You may have seen this by now: Hats off to CBS news for their coverage of the copy machine hard drives left unscrubbed when the machines are discarded by business. Chilling. Few mainstream news organizations are doing good coverage of these issues, and we hope this CBS reporter wins an award for his excellent work.
Did fedgov use drones to track the Times Square bomber? This story has not been reported anywhere else, but the source seems credible. Leaving us to wonder about the Obama administration’s public preference for giving suspected terrorists constitutional rights. A terrorist is either a criminal suspect or a combatant. Not both. If there is a behind-the-scenes use of military signal intelligence to track criminals, then they are not criminals, they are combatants. Or are they? Let’s decide and stick with one course.
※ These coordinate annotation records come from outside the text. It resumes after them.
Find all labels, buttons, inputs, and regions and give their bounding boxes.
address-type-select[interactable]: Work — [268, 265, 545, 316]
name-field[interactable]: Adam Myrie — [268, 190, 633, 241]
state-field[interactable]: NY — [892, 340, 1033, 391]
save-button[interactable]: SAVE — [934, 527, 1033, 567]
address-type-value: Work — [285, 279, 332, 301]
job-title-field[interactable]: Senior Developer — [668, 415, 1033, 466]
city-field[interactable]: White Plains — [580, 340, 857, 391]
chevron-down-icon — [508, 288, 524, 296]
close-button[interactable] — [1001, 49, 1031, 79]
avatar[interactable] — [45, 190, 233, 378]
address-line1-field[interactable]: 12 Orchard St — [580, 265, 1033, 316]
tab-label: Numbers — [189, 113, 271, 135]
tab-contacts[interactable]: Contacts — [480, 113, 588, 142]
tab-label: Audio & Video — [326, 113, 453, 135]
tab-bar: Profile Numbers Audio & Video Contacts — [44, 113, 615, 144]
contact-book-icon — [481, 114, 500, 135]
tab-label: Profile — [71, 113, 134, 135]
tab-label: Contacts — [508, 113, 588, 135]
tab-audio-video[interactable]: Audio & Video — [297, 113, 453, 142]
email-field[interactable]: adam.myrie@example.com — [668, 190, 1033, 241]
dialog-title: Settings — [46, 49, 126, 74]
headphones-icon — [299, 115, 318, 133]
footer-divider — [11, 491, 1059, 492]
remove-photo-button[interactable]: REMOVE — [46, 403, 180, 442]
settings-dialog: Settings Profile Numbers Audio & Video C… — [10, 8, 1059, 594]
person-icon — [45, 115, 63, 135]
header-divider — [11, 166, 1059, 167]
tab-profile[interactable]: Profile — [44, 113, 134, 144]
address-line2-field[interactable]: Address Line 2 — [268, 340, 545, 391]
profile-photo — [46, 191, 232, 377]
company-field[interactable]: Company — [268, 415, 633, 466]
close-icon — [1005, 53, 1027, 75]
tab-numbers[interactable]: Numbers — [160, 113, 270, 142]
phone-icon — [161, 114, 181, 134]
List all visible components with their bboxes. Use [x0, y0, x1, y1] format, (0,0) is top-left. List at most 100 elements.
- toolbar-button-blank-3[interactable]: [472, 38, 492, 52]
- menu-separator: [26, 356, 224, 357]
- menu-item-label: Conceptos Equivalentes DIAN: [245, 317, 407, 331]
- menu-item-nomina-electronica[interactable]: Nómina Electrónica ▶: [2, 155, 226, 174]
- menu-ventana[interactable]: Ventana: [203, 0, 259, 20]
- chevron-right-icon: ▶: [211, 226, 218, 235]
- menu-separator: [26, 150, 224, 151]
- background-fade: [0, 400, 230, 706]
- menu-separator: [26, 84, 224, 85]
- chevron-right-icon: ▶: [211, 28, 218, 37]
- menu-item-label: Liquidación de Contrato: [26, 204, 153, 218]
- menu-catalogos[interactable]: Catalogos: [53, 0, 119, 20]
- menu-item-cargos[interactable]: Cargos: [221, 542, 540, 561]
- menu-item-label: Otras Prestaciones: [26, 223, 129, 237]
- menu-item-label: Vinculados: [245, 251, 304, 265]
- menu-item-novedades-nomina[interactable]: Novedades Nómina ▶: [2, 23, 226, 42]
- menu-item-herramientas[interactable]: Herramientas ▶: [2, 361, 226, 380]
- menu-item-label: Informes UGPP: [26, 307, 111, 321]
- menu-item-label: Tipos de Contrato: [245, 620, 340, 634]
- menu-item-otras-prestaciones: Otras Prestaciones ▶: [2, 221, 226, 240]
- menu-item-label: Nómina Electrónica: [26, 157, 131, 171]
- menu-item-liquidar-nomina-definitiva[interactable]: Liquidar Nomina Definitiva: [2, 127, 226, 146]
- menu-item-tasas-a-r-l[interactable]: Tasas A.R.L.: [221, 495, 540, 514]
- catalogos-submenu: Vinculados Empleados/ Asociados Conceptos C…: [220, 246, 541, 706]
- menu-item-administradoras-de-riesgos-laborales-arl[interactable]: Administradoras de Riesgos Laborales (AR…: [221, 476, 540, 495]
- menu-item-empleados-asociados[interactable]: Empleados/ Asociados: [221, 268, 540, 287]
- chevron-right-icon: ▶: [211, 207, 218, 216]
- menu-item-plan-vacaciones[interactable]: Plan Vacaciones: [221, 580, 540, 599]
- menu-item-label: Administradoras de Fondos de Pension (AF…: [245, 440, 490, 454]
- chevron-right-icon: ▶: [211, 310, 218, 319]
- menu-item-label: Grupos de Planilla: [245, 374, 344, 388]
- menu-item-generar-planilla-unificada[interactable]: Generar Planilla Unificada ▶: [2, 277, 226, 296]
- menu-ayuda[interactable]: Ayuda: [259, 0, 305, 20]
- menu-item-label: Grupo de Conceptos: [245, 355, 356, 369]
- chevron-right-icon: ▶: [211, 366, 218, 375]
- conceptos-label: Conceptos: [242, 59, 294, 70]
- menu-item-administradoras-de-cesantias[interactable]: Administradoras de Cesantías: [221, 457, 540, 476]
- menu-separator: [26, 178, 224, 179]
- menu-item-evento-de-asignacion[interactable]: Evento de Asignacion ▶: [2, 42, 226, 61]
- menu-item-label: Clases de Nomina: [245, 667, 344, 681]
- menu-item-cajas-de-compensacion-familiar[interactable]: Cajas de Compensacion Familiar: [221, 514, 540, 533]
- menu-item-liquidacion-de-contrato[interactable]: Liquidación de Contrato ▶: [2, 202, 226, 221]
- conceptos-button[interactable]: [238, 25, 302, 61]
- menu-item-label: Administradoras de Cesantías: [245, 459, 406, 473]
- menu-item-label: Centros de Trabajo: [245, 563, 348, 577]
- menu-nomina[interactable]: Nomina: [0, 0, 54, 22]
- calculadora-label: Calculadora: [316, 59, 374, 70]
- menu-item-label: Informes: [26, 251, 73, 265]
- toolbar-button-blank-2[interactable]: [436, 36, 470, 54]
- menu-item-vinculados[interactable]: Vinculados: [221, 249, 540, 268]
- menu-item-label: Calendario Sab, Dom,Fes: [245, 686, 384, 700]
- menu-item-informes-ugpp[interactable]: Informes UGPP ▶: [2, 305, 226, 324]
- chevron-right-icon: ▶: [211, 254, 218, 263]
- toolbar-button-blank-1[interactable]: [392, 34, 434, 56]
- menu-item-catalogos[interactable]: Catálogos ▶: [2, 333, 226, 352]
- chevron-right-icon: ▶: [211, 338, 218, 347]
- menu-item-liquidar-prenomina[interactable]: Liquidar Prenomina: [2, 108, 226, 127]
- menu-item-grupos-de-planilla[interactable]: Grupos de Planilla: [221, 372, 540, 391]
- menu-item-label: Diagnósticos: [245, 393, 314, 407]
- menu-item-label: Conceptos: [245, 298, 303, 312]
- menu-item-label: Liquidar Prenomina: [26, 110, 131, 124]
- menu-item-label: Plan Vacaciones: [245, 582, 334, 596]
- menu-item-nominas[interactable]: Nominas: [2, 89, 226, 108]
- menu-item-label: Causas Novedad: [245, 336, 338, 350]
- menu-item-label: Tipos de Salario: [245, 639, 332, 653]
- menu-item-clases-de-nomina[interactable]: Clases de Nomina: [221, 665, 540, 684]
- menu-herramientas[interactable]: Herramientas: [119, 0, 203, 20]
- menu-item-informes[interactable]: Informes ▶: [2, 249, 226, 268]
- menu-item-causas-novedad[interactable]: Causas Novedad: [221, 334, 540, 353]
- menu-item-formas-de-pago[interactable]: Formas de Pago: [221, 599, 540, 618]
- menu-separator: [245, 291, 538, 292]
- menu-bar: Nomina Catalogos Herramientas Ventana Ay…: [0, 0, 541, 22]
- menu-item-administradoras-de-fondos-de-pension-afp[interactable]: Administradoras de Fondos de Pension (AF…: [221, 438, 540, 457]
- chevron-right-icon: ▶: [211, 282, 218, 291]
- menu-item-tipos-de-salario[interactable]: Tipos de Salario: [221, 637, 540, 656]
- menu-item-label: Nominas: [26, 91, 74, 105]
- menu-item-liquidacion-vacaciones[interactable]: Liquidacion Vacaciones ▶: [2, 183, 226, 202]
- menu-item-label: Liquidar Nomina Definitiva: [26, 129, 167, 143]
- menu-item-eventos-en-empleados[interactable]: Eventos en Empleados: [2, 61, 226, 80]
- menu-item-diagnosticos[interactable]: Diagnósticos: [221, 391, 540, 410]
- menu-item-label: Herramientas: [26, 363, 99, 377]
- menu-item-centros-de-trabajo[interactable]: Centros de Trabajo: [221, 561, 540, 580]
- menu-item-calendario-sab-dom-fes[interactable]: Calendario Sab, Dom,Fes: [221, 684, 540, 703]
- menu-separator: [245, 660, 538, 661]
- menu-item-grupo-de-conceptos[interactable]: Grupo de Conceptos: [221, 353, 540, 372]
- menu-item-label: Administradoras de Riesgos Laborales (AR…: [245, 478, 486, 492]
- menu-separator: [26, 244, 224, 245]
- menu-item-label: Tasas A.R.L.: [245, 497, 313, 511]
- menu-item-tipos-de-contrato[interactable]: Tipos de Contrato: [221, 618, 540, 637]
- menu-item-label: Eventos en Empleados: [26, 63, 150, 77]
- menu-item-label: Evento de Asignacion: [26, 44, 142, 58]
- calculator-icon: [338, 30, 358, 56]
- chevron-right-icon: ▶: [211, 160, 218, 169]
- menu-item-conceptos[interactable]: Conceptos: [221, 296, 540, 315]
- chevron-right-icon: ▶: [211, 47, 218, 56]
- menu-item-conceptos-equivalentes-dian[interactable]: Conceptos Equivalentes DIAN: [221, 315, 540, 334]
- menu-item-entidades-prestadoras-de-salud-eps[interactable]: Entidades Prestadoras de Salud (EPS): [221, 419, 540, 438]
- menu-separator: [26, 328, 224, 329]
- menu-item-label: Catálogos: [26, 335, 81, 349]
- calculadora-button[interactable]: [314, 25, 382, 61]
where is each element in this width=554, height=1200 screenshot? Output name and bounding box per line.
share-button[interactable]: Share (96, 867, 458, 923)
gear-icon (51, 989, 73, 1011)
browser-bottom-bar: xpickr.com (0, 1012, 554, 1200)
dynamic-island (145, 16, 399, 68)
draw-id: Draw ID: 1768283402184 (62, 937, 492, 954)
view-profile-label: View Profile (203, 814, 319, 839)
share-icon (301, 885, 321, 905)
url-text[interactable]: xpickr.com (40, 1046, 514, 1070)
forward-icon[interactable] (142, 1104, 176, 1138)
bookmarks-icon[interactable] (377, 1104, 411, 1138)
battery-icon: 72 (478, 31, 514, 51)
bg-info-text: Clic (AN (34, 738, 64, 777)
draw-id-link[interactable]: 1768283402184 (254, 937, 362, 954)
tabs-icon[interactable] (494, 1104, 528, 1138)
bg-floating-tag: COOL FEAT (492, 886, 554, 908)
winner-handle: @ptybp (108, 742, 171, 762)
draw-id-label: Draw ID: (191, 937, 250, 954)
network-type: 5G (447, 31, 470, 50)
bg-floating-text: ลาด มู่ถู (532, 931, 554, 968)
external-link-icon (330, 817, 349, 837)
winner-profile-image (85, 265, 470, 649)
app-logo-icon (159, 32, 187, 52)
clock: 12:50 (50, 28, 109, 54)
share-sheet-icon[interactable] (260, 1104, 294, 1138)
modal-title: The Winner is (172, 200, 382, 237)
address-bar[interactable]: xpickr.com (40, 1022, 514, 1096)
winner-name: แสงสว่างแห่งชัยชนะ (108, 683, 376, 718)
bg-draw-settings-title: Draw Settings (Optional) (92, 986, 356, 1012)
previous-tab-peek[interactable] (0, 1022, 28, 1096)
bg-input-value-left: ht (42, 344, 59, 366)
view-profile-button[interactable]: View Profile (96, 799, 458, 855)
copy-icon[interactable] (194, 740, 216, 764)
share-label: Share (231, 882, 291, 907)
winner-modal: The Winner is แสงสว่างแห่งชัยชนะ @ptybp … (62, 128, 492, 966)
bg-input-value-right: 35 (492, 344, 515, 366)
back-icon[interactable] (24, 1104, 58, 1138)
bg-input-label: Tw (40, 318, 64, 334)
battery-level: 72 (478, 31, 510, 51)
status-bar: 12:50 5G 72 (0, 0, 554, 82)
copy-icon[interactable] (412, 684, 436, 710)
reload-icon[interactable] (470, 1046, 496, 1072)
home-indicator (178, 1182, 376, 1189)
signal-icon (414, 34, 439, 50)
Caller Kevin wanted to know how to diagnose mysterious CPU spikes on his system. Is there a security issue here? Ira promised to look up a free utility that can help. Long ago, when The CyberJungle was still the Data Security Podcast, we reported on MimarSinan’s Rubber Ducky System Monitor. Jim Murray, the creator of this utility, talked with us about how he came up with the software after his wife’s computer system came under attack.
Jon Pironti, President of IP Architects, LLC, talks with us about risk management for businesses. Ira met John at the Interop Business Technology Conference in Las Vegas, where John presented a session on developing an information risk management and security strategy. The interview 9s 12 minutes long, and it starts about 22 minutes into Episode 133. The standalone interview is also posted on our conference notes page.
You may listen to to Episode 133 on via the flash player:
Sarah Palin’s email hacker convicted. The following account is from WBIR in Knoxville, TN. Ira has his own detailed version, as he kept close track of the initial events that led to David Kernell’s arrest. Ira’s account starts about 45 minutes into episode 133
A federal jury found former UT student David Kernell guilty of obstruction of justice and unauthorized access in the breach of Sarah Palin’s e-mail. It happened in September 2008, when Palin was running for U.S. Vice President. The obstruction of justice conviction makes Kernell a felon. David Kernall tried to cover up his actions by erasing the hard drive of the computer he used in the crimes. The case is a mistrial on count one, the charge of identity theft. The jury found Kernell not guilty on count 2, the charge of wire fraud. Unauthorized access is a misdemeanor lesser included charge from count three, which accused Kernell of felony unlawful computer access. The jury found Kernell guilty of obstruction of justice. That carries a maximum sentence of 20 years in prison, with a fine up to $250,000.
Hot Topics at Interop 2010 Las Vegas: Cloud Computing, Virtualization, IT Security and Risk Management, VoIP and Unified Communications, Mobile Business Communications. Ira discusses the conference, starting about 11 minutes into episode 133.
Ira spoke with Michael Saitow, CIO of Liquor Distributor, MS Walker; and Philippe Winthrop, Managing Director, The Enterprise Mobility Foundation, both were panelist on a mobile communications and policy seminar at Interop.
Money laundering operation shut down, as an entrepreneur is indicted: ACH Transactions Used to move money for internet gambling operations
Another indictment: conspirator in hospital scheme to sell trauma patient medical records to personal injury attorneys.